What do we know about the risks of climate change?
A few remarks about models
Let’s distinguish between 3 layers of climate models.
The first level is the basic science: solar radiation, thermodynamics, fluid dynamics, etc.
Most of it is testable at the lab scale. We got a handle on that. I have a lot of trust in this physical basis of the models.
The second level is the system dynamics. The integration of a lot of these well-understood parts into a whole computational system, appropriate discretizations, defining subsystem boundaries, boundary conditions and initial states. Given my own experience with non-linear dynamic systems, this is more of an art than a science. The problem is that you can hardly run experiments on isolate parts of the whole system. It’s hard to only observe the formation of clouds without taking a lot of other variables and (sub)systems into account.
I have a whole lot less trust in these models.
The third level are the economic models built on top of the results of the second stage. They incorporate loss of real estate value, harvests, cost for mitigation etc.

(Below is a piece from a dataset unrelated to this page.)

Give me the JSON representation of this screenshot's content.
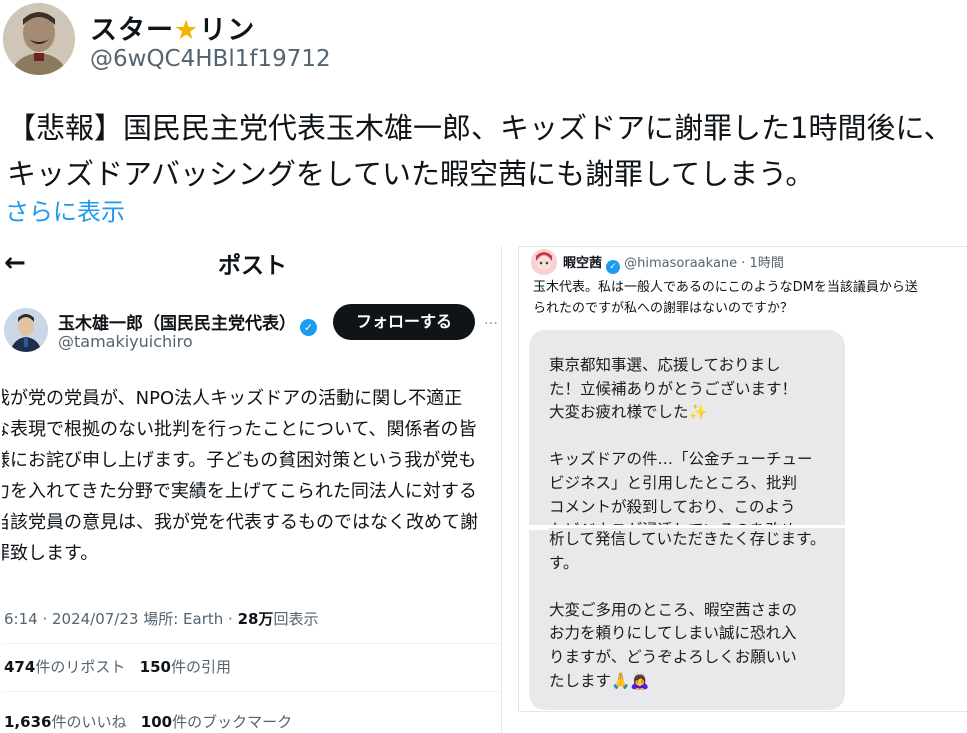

I don’t believe we have a good idea about the economy of any 80 year period in the future. We just don’t know what new technologies will come along or what policies will influence the economy. I don’t trust models on this level.
When we try to gauge the risks of the consequences of human activity on the climate system, using ordinary measures like “cost”, which relies on the third, most uncertain layer of climate models, seems like a rather risky strategy. What is the cost of lost coral reefs? Lost lives? What’s the price of oil in 2084? What will an acre of land in Arizona cost in 2051? What will the regulations on drought-resistant weed be in Pakistan in 2043 How will this affect food security? How do we price in negative Black Swans like climate tipping points? I have no idea. And I’d be surprised to learn that there have been randomized controlled experiments on this.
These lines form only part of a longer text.